Bridges between President Emmanuel Macron's government and labour unions are not burned despite nationwide strike plans, the French prime minister said on Saturday as his government battles to tame public anger over an unpopular pensions reform.

Elisabeth Borne earlier this week broke the news to the French that they will have to work two years longer, to age 64, before receiving the state pension, if the reform - one of Macron's main political promises - is adopted by parliament.

Teaming up in a rare act of unity, unions have already announced a nationwide day of strike action on Jan 19 and workers in key sectors like refineries and public transport have said they would take part in the movement.
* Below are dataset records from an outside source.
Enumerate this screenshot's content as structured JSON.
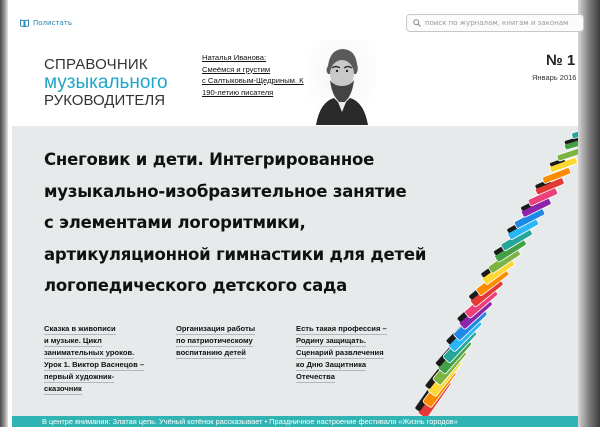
{
  "toolbar": {
    "browse_label": "Полистать",
    "search_placeholder": "поиск по журналам, книгам и законам"
  },
  "logo": {
    "line1": "СПРАВОЧНИК",
    "line2": "музыкального",
    "line3": "РУКОВОДИТЕЛЯ"
  },
  "announcement": {
    "lines": [
      "Наталья Иванова:",
      "Смеёмся и грустим",
      "с Салтыковым-Щедриным. К",
      "190-летию писателя"
    ]
  },
  "issue": {
    "number": "№ 1",
    "date": "Январь 2016"
  },
  "feature": {
    "headline_lines": [
      "Снеговик и дети. Интегрированное",
      "музыкально-изобразительное занятие",
      "с элементами логоритмики,",
      "артикуляционной гимнастики для детей",
      "логопедического детского сада"
    ]
  },
  "articles": [
    {
      "lines": [
        "Сказка в живописи",
        "и музыке. Цикл",
        "занимательных уроков.",
        "Урок 1. Виктор Васнецов –",
        "первый художник-",
        "сказочник"
      ]
    },
    {
      "lines": [
        "Организация работы",
        "по патриотическому",
        "воспитанию детей"
      ]
    },
    {
      "lines": [
        "Есть такая профессия –",
        "Родину защищать.",
        "Сценарий развлечения",
        "ко Дню Защитника",
        "Отечества"
      ]
    }
  ],
  "ticker": {
    "text": "В центре внимания: Златая цепь. Учёный котёнок рассказывает  •  Праздничное настроение фестиваля «Жизнь городов»"
  },
  "colors": {
    "accent": "#1ea7c6",
    "feature_bg": "#e7eaeb",
    "ticker_bg": "#2fb4b3"
  }
}
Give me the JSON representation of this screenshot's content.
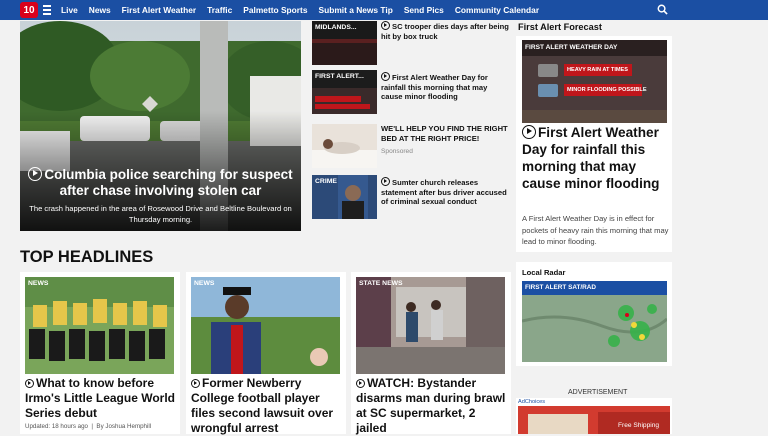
{
  "nav": {
    "logo_text": "10",
    "items": [
      "Live",
      "News",
      "First Alert Weather",
      "Traffic",
      "Palmetto Sports",
      "Submit a News Tip",
      "Send Pics",
      "Community Calendar"
    ]
  },
  "hero": {
    "title": "Columbia police searching for suspect after chase involving stolen car",
    "subtitle": "The crash happened in the area of Rosewood Drive and Beltline Boulevard on Thursday morning."
  },
  "side_stories": [
    {
      "thumb_label": "MIDLANDS...",
      "title": "SC trooper dies days after being hit by box truck",
      "video": true
    },
    {
      "thumb_label": "FIRST ALERT...",
      "title": "First Alert Weather Day for rainfall this morning that may cause minor flooding",
      "video": true
    },
    {
      "thumb_label": "",
      "title": "WE'LL HELP YOU FIND THE RIGHT BED AT THE RIGHT PRICE!",
      "sponsored": "Sponsored",
      "video": false
    },
    {
      "thumb_label": "CRIME",
      "title": "Sumter church releases statement after bus driver accused of criminal sexual conduct",
      "video": true
    }
  ],
  "top_headlines": {
    "heading": "TOP HEADLINES",
    "cards": [
      {
        "tag": "NEWS",
        "title": "What to know before Irmo's Little League World Series debut",
        "meta": "Updated: 18 hours ago  |  By Joshua Hemphill"
      },
      {
        "tag": "NEWS",
        "title": "Former Newberry College football player files second lawsuit over wrongful arrest",
        "meta": ""
      },
      {
        "tag": "STATE NEWS",
        "title": "WATCH: Bystander disarms man during brawl at SC supermarket, 2 jailed",
        "meta": ""
      }
    ]
  },
  "forecast": {
    "heading": "First Alert Forecast",
    "graphic_title": "FIRST ALERT WEATHER DAY",
    "graphic_rows": [
      "HEAVY RAIN AT TIMES",
      "MINOR FLOODING POSSIBLE"
    ],
    "title": "First Alert Weather Day for rainfall this morning that may cause minor flooding",
    "summary": "A First Alert Weather Day is in effect for pockets of heavy rain this morning that may lead to minor flooding."
  },
  "radar": {
    "heading": "Local Radar",
    "map_title": "FIRST ALERT SAT/RAD"
  },
  "advertisement": {
    "label": "ADVERTISEMENT",
    "adchoices": "AdChoices",
    "free_shipping": "Free Shipping"
  },
  "colors": {
    "nav": "#1b4fa3",
    "brand_red": "#d9001b",
    "weather_red": "#c0161b"
  }
}
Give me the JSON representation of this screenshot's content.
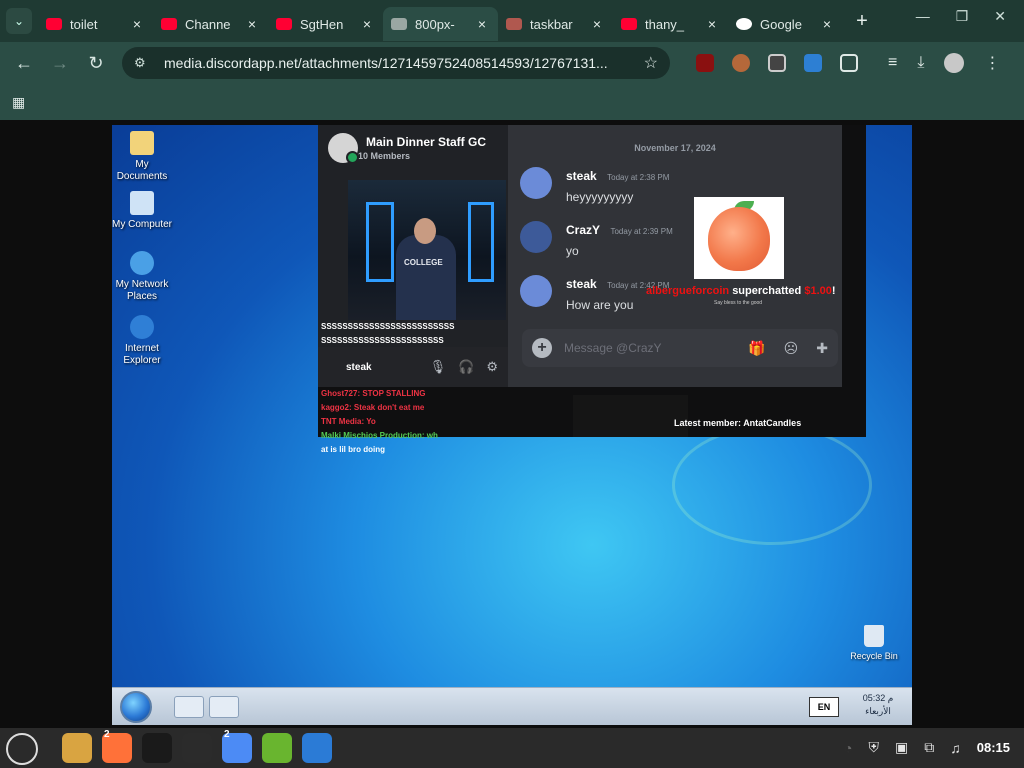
{
  "browser": {
    "tabs": [
      {
        "label": "toilet",
        "color": "#ff0033",
        "close": "×"
      },
      {
        "label": "Channe",
        "color": "#ff0033",
        "close": "×"
      },
      {
        "label": "SgtHen",
        "color": "#ff0033",
        "close": "×"
      },
      {
        "label": "800px-",
        "color": "#9aa7a3",
        "close": "×"
      },
      {
        "label": "taskbar",
        "color": "#b0584f",
        "close": "×"
      },
      {
        "label": "thany_",
        "color": "#ff0033",
        "close": "×"
      },
      {
        "label": "Google",
        "color": "#ffffff",
        "close": "×"
      }
    ],
    "new_tab": "+",
    "url": "media.discordapp.net/attachments/1271459752408514593/12767131...",
    "icons": {
      "back": "←",
      "forward": "→",
      "reload": "↻",
      "star": "☆",
      "download": "⤓",
      "menu": "⋮",
      "apps": "▦"
    }
  },
  "xp_desktop": {
    "icons": [
      {
        "label": "My Documents"
      },
      {
        "label": "My Computer"
      },
      {
        "label": "My Network Places"
      },
      {
        "label": "Internet Explorer"
      }
    ],
    "recycle_bin": "Recycle Bin",
    "taskbar": {
      "lang": "EN",
      "time": "05:32 م",
      "day": "الأربعاء"
    }
  },
  "discord": {
    "group_name": "Main Dinner Staff GC",
    "members": "10 Members",
    "date": "November 17, 2024",
    "messages": [
      {
        "author": "steak",
        "time": "Today at 2:38 PM",
        "text": "heyyyyyyyyy",
        "color": "#6b8bd8"
      },
      {
        "author": "CrazY",
        "time": "Today at 2:39 PM",
        "text": "yo",
        "color": "#3d5a99"
      },
      {
        "author": "steak",
        "time": "Today at 2:42 PM",
        "text": "How are you",
        "color": "#6b8bd8"
      }
    ],
    "composer_placeholder": "Message @CrazY",
    "voice_user": "steak",
    "superchat_user": "albergueforcoin",
    "superchat_text": "superchatted",
    "superchat_amount": "$1.00",
    "superchat_sub": "Say bless to the good",
    "latest_member": "Latest member: AntatCandles"
  },
  "stream_chat": [
    "SSSSSSSSSSSSSSSSSSSSSSSSS",
    "SSSSSSSSSSSSSSSSSSSSSSS",
    "Ghost727: STOP STALLING",
    "kaggo2: Steak don't eat me",
    "TNT Media: Yo",
    "Malki Mischios Production: wh",
    "at is lil bro doing"
  ],
  "panel": {
    "apps": [
      {
        "name": "files",
        "color": "#d9a441"
      },
      {
        "name": "firefox",
        "color": "#ff7139",
        "badge": "2"
      },
      {
        "name": "terminal",
        "color": "#1a1a1a"
      },
      {
        "name": "obs",
        "color": "#2b2b2b"
      },
      {
        "name": "chrome",
        "color": "#4c8bf5",
        "badge": "2"
      },
      {
        "name": "calculator",
        "color": "#69b52f"
      },
      {
        "name": "text-editor",
        "color": "#2b7bd6"
      }
    ],
    "clock": "08:15"
  }
}
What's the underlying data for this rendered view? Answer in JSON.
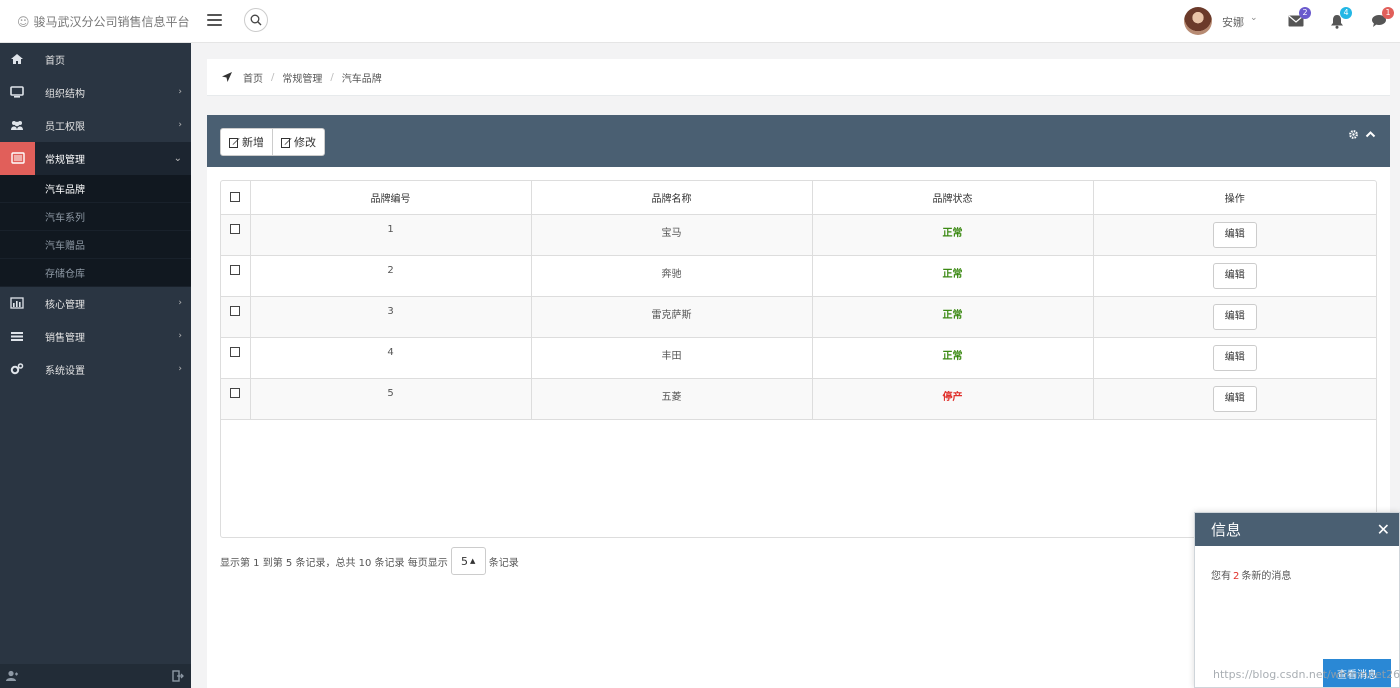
{
  "app": {
    "title": "骏马武汉分公司销售信息平台"
  },
  "header": {
    "username": "安娜",
    "badges": {
      "mail": "2",
      "bell": "4",
      "chat": "1"
    },
    "badge_colors": {
      "mail": "#6a5acd",
      "bell": "#23b7e5",
      "chat": "#e15f5a"
    }
  },
  "sidebar": {
    "items": [
      {
        "label": "首页",
        "icon": "home-icon"
      },
      {
        "label": "组织结构",
        "icon": "desktop-icon"
      },
      {
        "label": "员工权限",
        "icon": "users-icon"
      },
      {
        "label": "常规管理",
        "icon": "list-alt-icon"
      },
      {
        "label": "核心管理",
        "icon": "bar-chart-icon"
      },
      {
        "label": "销售管理",
        "icon": "list-icon"
      },
      {
        "label": "系统设置",
        "icon": "cogs-icon"
      }
    ],
    "subitems": [
      {
        "label": "汽车品牌"
      },
      {
        "label": "汽车系列"
      },
      {
        "label": "汽车赠品"
      },
      {
        "label": "存储仓库"
      }
    ],
    "active_color": "#e15f5a"
  },
  "breadcrumb": {
    "home": "首页",
    "section": "常规管理",
    "page": "汽车品牌"
  },
  "toolbar": {
    "add_label": "新增",
    "edit_label": "修改"
  },
  "table": {
    "columns": [
      "品牌编号",
      "品牌名称",
      "品牌状态",
      "操作"
    ],
    "edit_label": "编辑",
    "rows": [
      {
        "id": "1",
        "name": "宝马",
        "status": "正常",
        "status_type": "ok"
      },
      {
        "id": "2",
        "name": "奔驰",
        "status": "正常",
        "status_type": "ok"
      },
      {
        "id": "3",
        "name": "雷克萨斯",
        "status": "正常",
        "status_type": "ok"
      },
      {
        "id": "4",
        "name": "丰田",
        "status": "正常",
        "status_type": "ok"
      },
      {
        "id": "5",
        "name": "五菱",
        "status": "停产",
        "status_type": "stop"
      }
    ]
  },
  "pager": {
    "summary": "显示第 1 到第 5 条记录，总共 10 条记录 每页显示",
    "page_size": "5",
    "suffix": "条记录"
  },
  "popup": {
    "title": "信息",
    "text_before": "您有",
    "count": "2",
    "text_after": "条新的消息",
    "button": "查看消息"
  },
  "watermark": "https://blog.csdn.net/whmmnet26"
}
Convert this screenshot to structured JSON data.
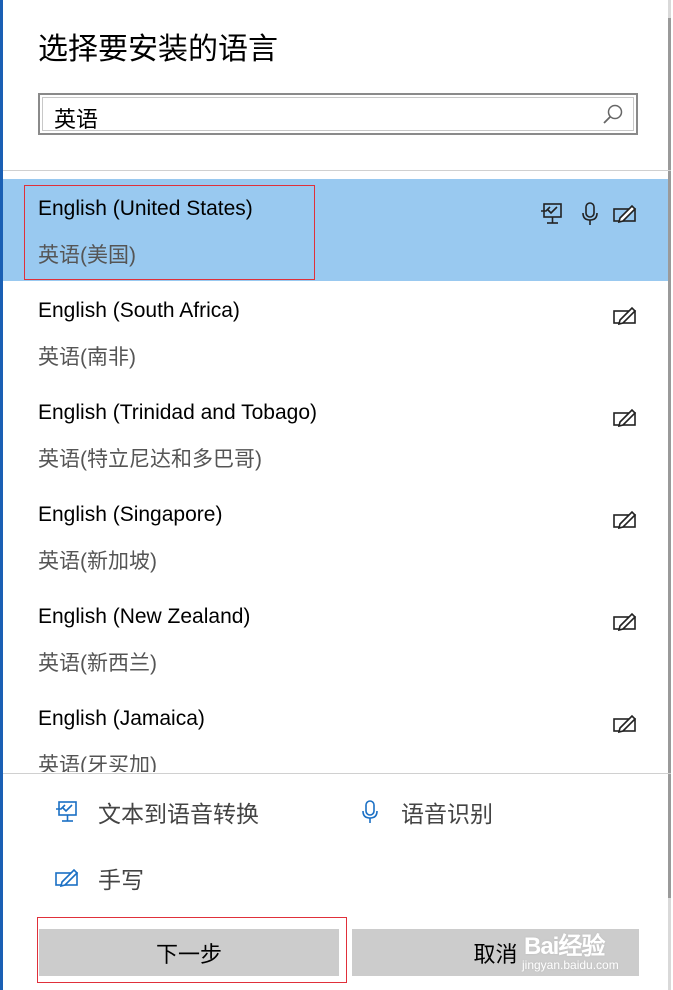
{
  "dialog": {
    "title": "选择要安装的语言"
  },
  "search": {
    "value": "英语",
    "icon": "search-icon"
  },
  "languages": [
    {
      "en": "English (United States)",
      "zh": "英语(美国)",
      "selected": true,
      "features": [
        "text-to-speech-icon",
        "microphone-icon",
        "handwriting-icon"
      ]
    },
    {
      "en": "English (South Africa)",
      "zh": "英语(南非)",
      "selected": false,
      "features": [
        "handwriting-icon"
      ]
    },
    {
      "en": "English (Trinidad and Tobago)",
      "zh": "英语(特立尼达和多巴哥)",
      "selected": false,
      "features": [
        "handwriting-icon"
      ]
    },
    {
      "en": "English (Singapore)",
      "zh": "英语(新加坡)",
      "selected": false,
      "features": [
        "handwriting-icon"
      ]
    },
    {
      "en": "English (New Zealand)",
      "zh": "英语(新西兰)",
      "selected": false,
      "features": [
        "handwriting-icon"
      ]
    },
    {
      "en": "English (Jamaica)",
      "zh": "英语(牙买加)",
      "selected": false,
      "features": [
        "handwriting-icon"
      ]
    }
  ],
  "legend": {
    "tts_label": "文本到语音转换",
    "speech_label": "语音识别",
    "handwriting_label": "手写"
  },
  "buttons": {
    "next_label": "下一步",
    "cancel_label": "取消"
  },
  "watermark": {
    "text": "Bai经验",
    "sub": "jingyan.baidu.com"
  },
  "colors": {
    "selected_bg": "#99c9f0",
    "accent": "#1a6fc4",
    "highlight_box": "#e0303a",
    "button_bg": "#cccccc"
  }
}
"The dialogue is not over ... we have had numerous consultations with labour organisations which allowed us to improve the draft law and account for individual situations we hadn't necessarily had in mind before", Borne said.

"My objective today is to convince the French people that we have paid attention to all the particular hardships, that this reform is fair and that it enables social progress."

Speaking on France Inter radio, the country's largest station, in a 45-minute programme in which listeners could pose questions, Borne tried to calm peoples' nerves on a reform most French reject, according to recent polls.

A teacher introduced as Xavier asked: "I was set to retire in a little more than two years ... and now you are adding me a whole school year ... although I really start feeling worn down by the job. Why this brutality?"

Borne responded: "I hear all those who are calling the reform brutal, I think what would be brutal is for our country to not have a pay-as-you-go pension system any more". She repeated the government's mantra that the reform was needed to keep finances in balance.

The reform's passage through parliament will not be easy. The government lacks a working majority and will need to win over several dozen conservative lawmakers.